When the CRA was created during the Carter administration, the administration also funded with tax dollars numerous "community groups" that have helped the Fed, the Comptroller of the Currency, and other federal regulatory agencies to enforce the act. Under the CRA, if a bank wants to make virtually any change in its business operations — merging, opening up a new branch, getting into a new line of business — it must first prove to regulators that it has made "enough" loans to the government's preferred borrowers. The (partially) tax-funded "community groups" like ACORN (Association of Community Organizations for Reform Now) can file petitions with regulators that stop the bank's activities in their tracks, perhaps defeating them altogether. The banks routinely buy off ACORN and other "community groups" by giving them millions of dollars as well as promising to make even more dubious loans.
Geee.... there is ACORN again...showing up right in the middle of DC politics... and essentially acting as a government-funded extortionist!

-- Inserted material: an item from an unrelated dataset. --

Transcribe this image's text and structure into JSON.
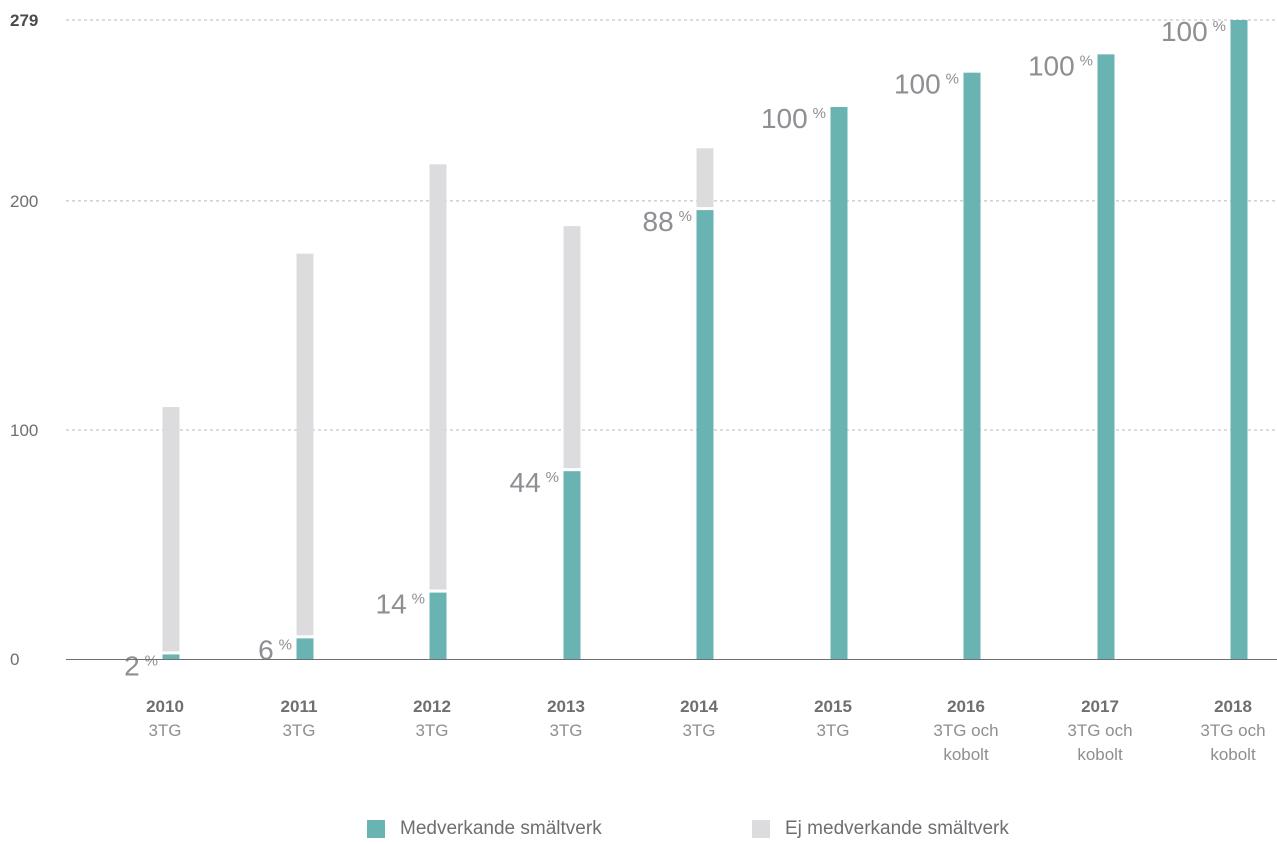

In order to try to diversify the risk of these loans, the Federal Home Loan Mortgage Company ("Freddie Mac") pioneered the "securitization" of bundles of these high-risk loans so that they could be sold on secondary markets. Such "securitization" exploded during the 1990s as a result of government regulation. As Fed Chairman Ben Bernanke himself stated in a March 30, 2007 speech entitled "The Community Reinvestment Act: Its Evolution and New Challenges"Bernanke wrote:Securitization of affordable housing loans expanded, as did the secondary market for these loans, in part reflecting a 1992 law that required the government-sponsored enterprises, Fannie Mae and Freddie Mac, to devote a large percentage of their activities to meeting affordable housing goals.

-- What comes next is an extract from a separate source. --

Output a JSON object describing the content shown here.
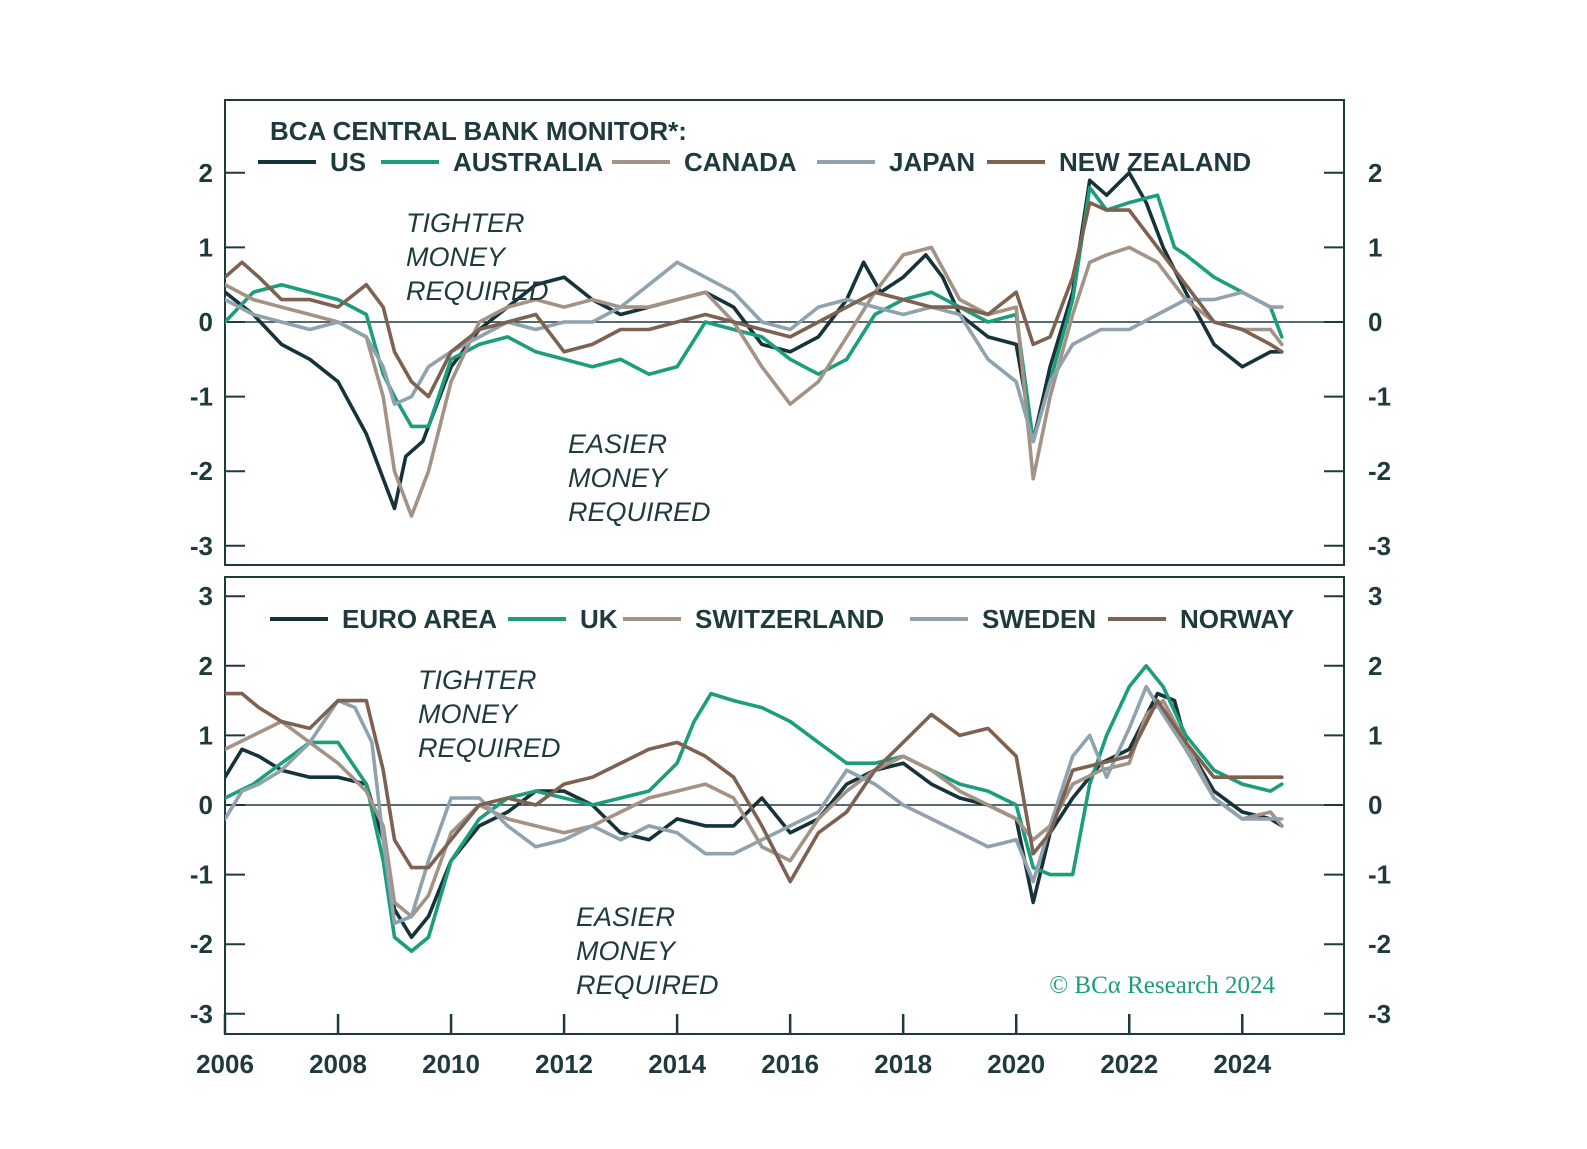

The government also "streamlined" the regulatory requirements for CRA loans in 1995, allowing — and indeed pressuring — banks to make such loans without the benefit of many traditional credit-worthiness criteria, such as the size of the mortgage payment relative to income, savings history, and even income verification! Instead, the Fed told banks that participation in a credit-counseling program, many of which are federally funded, could be used as "proof" of a low-income applicant's ability to make his mortgage payments. In other words, federal bank regulators required banks to make bad loans based on nonexistent credit standards.
Do you see the connection yet? Banks were essentially being told that their continued development and expansion of their business could (and would) be held hostage unless they loosened their lending rules. And then we have the story of the "model citizen lender" Countrywide:
In his April 26 New York Post article on the CRA entitled "The Real Scandal," Professor Liebowitz explains how the government's Fannie Mae Foundation singled out one bank in particular as the role model for all other banks in America in terms of its commitment to CRA lending: Countrywide, the nation's largest mortgage lender, had committed to $600 billion in low-income or "subprime" loans as of 2003. Today, Countrywide is essentially bankrupted and has been merged with Bank of America.

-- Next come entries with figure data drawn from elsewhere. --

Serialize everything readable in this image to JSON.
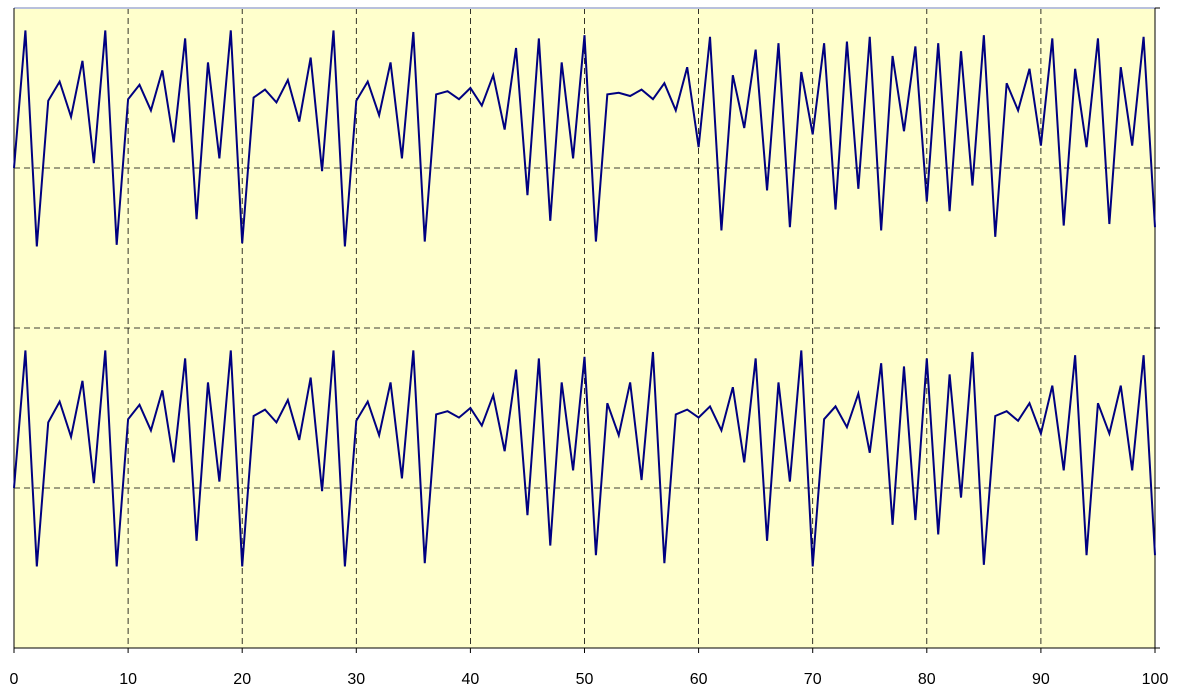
{
  "chart_data": {
    "type": "line",
    "x": [
      0,
      1,
      2,
      3,
      4,
      5,
      6,
      7,
      8,
      9,
      10,
      11,
      12,
      13,
      14,
      15,
      16,
      17,
      18,
      19,
      20,
      21,
      22,
      23,
      24,
      25,
      26,
      27,
      28,
      29,
      30,
      31,
      32,
      33,
      34,
      35,
      36,
      37,
      38,
      39,
      40,
      41,
      42,
      43,
      44,
      45,
      46,
      47,
      48,
      49,
      50,
      51,
      52,
      53,
      54,
      55,
      56,
      57,
      58,
      59,
      60,
      61,
      62,
      63,
      64,
      65,
      66,
      67,
      68,
      69,
      70,
      71,
      72,
      73,
      74,
      75,
      76,
      77,
      78,
      79,
      80,
      81,
      82,
      83,
      84,
      85,
      86,
      87,
      88,
      89,
      90,
      91,
      92,
      93,
      94,
      95,
      96,
      97,
      98,
      99,
      100
    ],
    "series": [
      {
        "color": "#000080",
        "values": [
          3.0,
          3.86,
          2.51,
          3.42,
          3.54,
          3.32,
          3.67,
          3.03,
          3.86,
          2.52,
          3.43,
          3.52,
          3.36,
          3.61,
          3.16,
          3.81,
          2.68,
          3.66,
          3.06,
          3.86,
          2.53,
          3.44,
          3.49,
          3.41,
          3.55,
          3.29,
          3.69,
          2.98,
          3.86,
          2.51,
          3.42,
          3.54,
          3.33,
          3.66,
          3.06,
          3.85,
          2.54,
          3.46,
          3.48,
          3.43,
          3.5,
          3.39,
          3.58,
          3.24,
          3.75,
          2.83,
          3.81,
          2.67,
          3.66,
          3.06,
          3.83,
          2.54,
          3.46,
          3.47,
          3.45,
          3.49,
          3.43,
          3.53,
          3.36,
          3.63,
          3.13,
          3.82,
          2.61,
          3.58,
          3.25,
          3.74,
          2.86,
          3.78,
          2.63,
          3.6,
          3.21,
          3.78,
          2.74,
          3.79,
          2.87,
          3.82,
          2.61,
          3.7,
          3.23,
          3.76,
          2.79,
          3.78,
          2.73,
          3.73,
          2.89,
          3.83,
          2.57,
          3.53,
          3.36,
          3.62,
          3.14,
          3.81,
          2.64,
          3.62,
          3.13,
          3.81,
          2.65,
          3.63,
          3.14,
          3.82,
          2.63
        ]
      },
      {
        "color": "#000080",
        "values": [
          1.0,
          1.86,
          0.51,
          1.41,
          1.54,
          1.32,
          1.67,
          1.03,
          1.86,
          0.51,
          1.43,
          1.52,
          1.36,
          1.61,
          1.16,
          1.81,
          0.67,
          1.66,
          1.04,
          1.86,
          0.51,
          1.45,
          1.49,
          1.41,
          1.55,
          1.3,
          1.69,
          0.98,
          1.86,
          0.51,
          1.42,
          1.54,
          1.33,
          1.66,
          1.06,
          1.86,
          0.53,
          1.46,
          1.48,
          1.44,
          1.5,
          1.39,
          1.58,
          1.23,
          1.74,
          0.83,
          1.81,
          0.64,
          1.66,
          1.11,
          1.82,
          0.58,
          1.53,
          1.33,
          1.66,
          1.05,
          1.85,
          0.53,
          1.46,
          1.49,
          1.44,
          1.51,
          1.36,
          1.63,
          1.16,
          1.81,
          0.67,
          1.66,
          1.04,
          1.86,
          0.51,
          1.43,
          1.51,
          1.38,
          1.59,
          1.22,
          1.78,
          0.77,
          1.76,
          0.8,
          1.81,
          0.71,
          1.71,
          0.94,
          1.85,
          0.52,
          1.45,
          1.48,
          1.42,
          1.53,
          1.34,
          1.64,
          1.11,
          1.83,
          0.58,
          1.53,
          1.34,
          1.64,
          1.11,
          1.83,
          0.58
        ]
      }
    ],
    "xlim": [
      0,
      100
    ],
    "xticks": [
      0,
      10,
      20,
      30,
      40,
      50,
      60,
      70,
      80,
      90,
      100
    ],
    "ylim": [
      0,
      4
    ],
    "yticks": [
      0,
      1,
      2,
      3,
      4
    ],
    "ytick_labels": false,
    "grid": true,
    "background": "#ffffcc"
  }
}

We loved Countrywide right up until the time it could no longer do business...
The myth that the CRA would not be harmful to bank-industry profits was hidden for years by the Fed-created housing bubble, which allowed for easy refinancing of all the bad debt. "[The] CRA increased lending and homeownership in poor communities without undermining banks' profitability," Robert Gordon proudly proclaims. But now that the bubble has burst, all those unqualified borrowers — whom the government calls "subprime," as though their credit ratings are only a tiny, tiny smidgen below "prime" borrowers with the very best credit ratings — are defaulting on their mortgages in droves.
Bank profitability has been extremely "undermined," to put it mildly. The bursting of the Fed-generated housing bubble is the reason why the CRA scam was not exposed until now, despite having been in operation for some thirty years.
The sad thing is... those liberals who presided over this (prior to the Republican controlled Congress taking over on Bill Clinton's second election win) are the ones now pushing for more taxpayer money to shore-up the problem they helped create by leaning on banks. You know, Senator Dodd and Representative Frank.... those who also received large benefits from Fannie and Freddie!